While it may appear to most that I’m losing weight quickly so they want to know what I’m doing to lose it, I’m really not losing weight quickly. It’s been a long process of ebbs and flows, of periods of no loss and some regain, and times where I’ve been so frustrated that I’ve been tempted to give up. I’ve had to stick to it and change my tactics every time I’ve hit a roadblock. Right now, I’m doing well; in a couple of months, I may have to completely change what I’m doing. And I have to find the balance between being impatient and waiting too long to change something. You have to find your own way, just like success in anything else.

Dispelling Possible Rumors: I will say this much. I restrict carbs and calories, and I move more. As I continue to lose weight, I’ll have to increase my physical activity.

I am a middle-aged menopausal female with severe thyroid issues and other complications, including metabolic syndrome. I am under a doctor’s care and I do take prescription drugs for these issues. While medical intervention has helped fight my body’s defective mechanisms, the actual work involved in getting the weight off is mine; simply popping a pill will not be effective for the vast majority of us.

I have not had weight loss surgery. I have several friends who have successfully lost weight with surgical methods; they will be the first people to tell you that it isn’t an easy answer to a tough problem. It still requires commitment and lifestyle changes. While I applaud these women for their hard work and successes, I would not choose this particular solution for myself.

I do not believe in fad diets. While I do take a number of supplements meant to help correct my body’s chemical makeup, I do not use or endorse the use of shakes, bars, products that are meant for other uses but tout weight loss, or other such methods. Nearly all of the foods I eat are whole foods. I may on occasion have a meal bar with me if I’m in a situation where getting a meal on plan may be difficult.

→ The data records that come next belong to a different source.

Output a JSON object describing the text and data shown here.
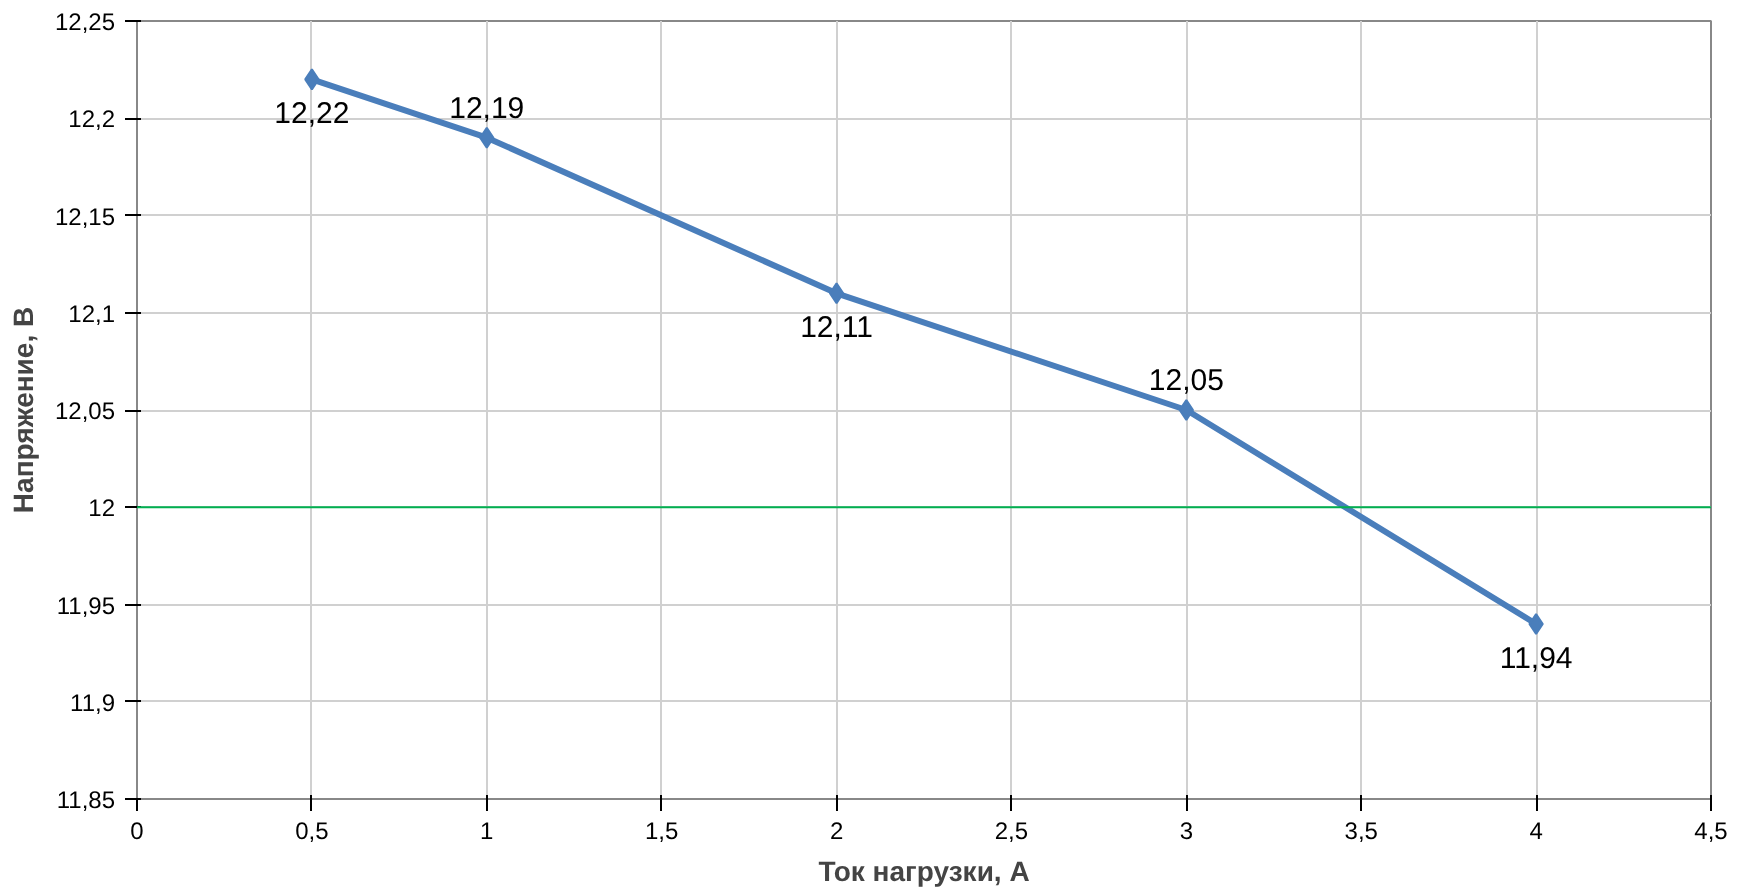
{
  "chart_data": {
    "type": "line",
    "xlabel": "Ток нагрузки, А",
    "ylabel": "Напряжение, В",
    "x": [
      0.5,
      1,
      2,
      3,
      4
    ],
    "series": [
      {
        "color": "#4a7ebb",
        "values": [
          12.22,
          12.19,
          12.11,
          12.05,
          11.94
        ],
        "value_labels": [
          "12,22",
          "12,19",
          "12,11",
          "12,05",
          "11,94"
        ]
      }
    ],
    "xlim": [
      0,
      4.5
    ],
    "xticks": [
      0,
      {
        "value": 0.5,
        "label": "0,5"
      },
      1,
      {
        "value": 1.5,
        "label": "1,5"
      },
      2,
      {
        "value": 2.5,
        "label": "2,5"
      },
      3,
      {
        "value": 3.5,
        "label": "3,5"
      },
      4,
      {
        "value": 4.5,
        "label": "4,5"
      }
    ],
    "ylim": [
      11.85,
      12.25
    ],
    "yticks": [
      {
        "value": 11.85,
        "label": "11,85"
      },
      {
        "value": 11.9,
        "label": "11,9"
      },
      {
        "value": 11.95,
        "label": "11,95"
      },
      12,
      {
        "value": 12.05,
        "label": "12,05"
      },
      {
        "value": 12.1,
        "label": "12,1"
      },
      {
        "value": 12.15,
        "label": "12,15"
      },
      {
        "value": 12.2,
        "label": "12,2"
      },
      {
        "value": 12.25,
        "label": "12,25"
      }
    ],
    "ref_lines": [
      {
        "axis": "y",
        "value": 12,
        "color": "#00b050"
      }
    ],
    "grid": true,
    "marker": "diamond",
    "line_style": "solid"
  }
}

But I do not endorse any method that simply helps you lose weight and does not teach you how to change your lifestyle.

The fact is you can lose a ton of weight — and quickly — with many such methods, but if you don’t know how to maintain the loss, and you’ve learned nothing about changing your lifestyle, and your head isn’t in the right place, you might as well expect the weight to pile back on.

The Truth: I know most of this is not what people want to hear, but it’s the truth, in my experience. And in the long run, while I say it’s hard work, it does get easier as time goes on; if you find your rhythm, your support, and your incentives as you improve, changing your lifestyle isn’t as daunting a few months or a year into a process as it is when you first dive in.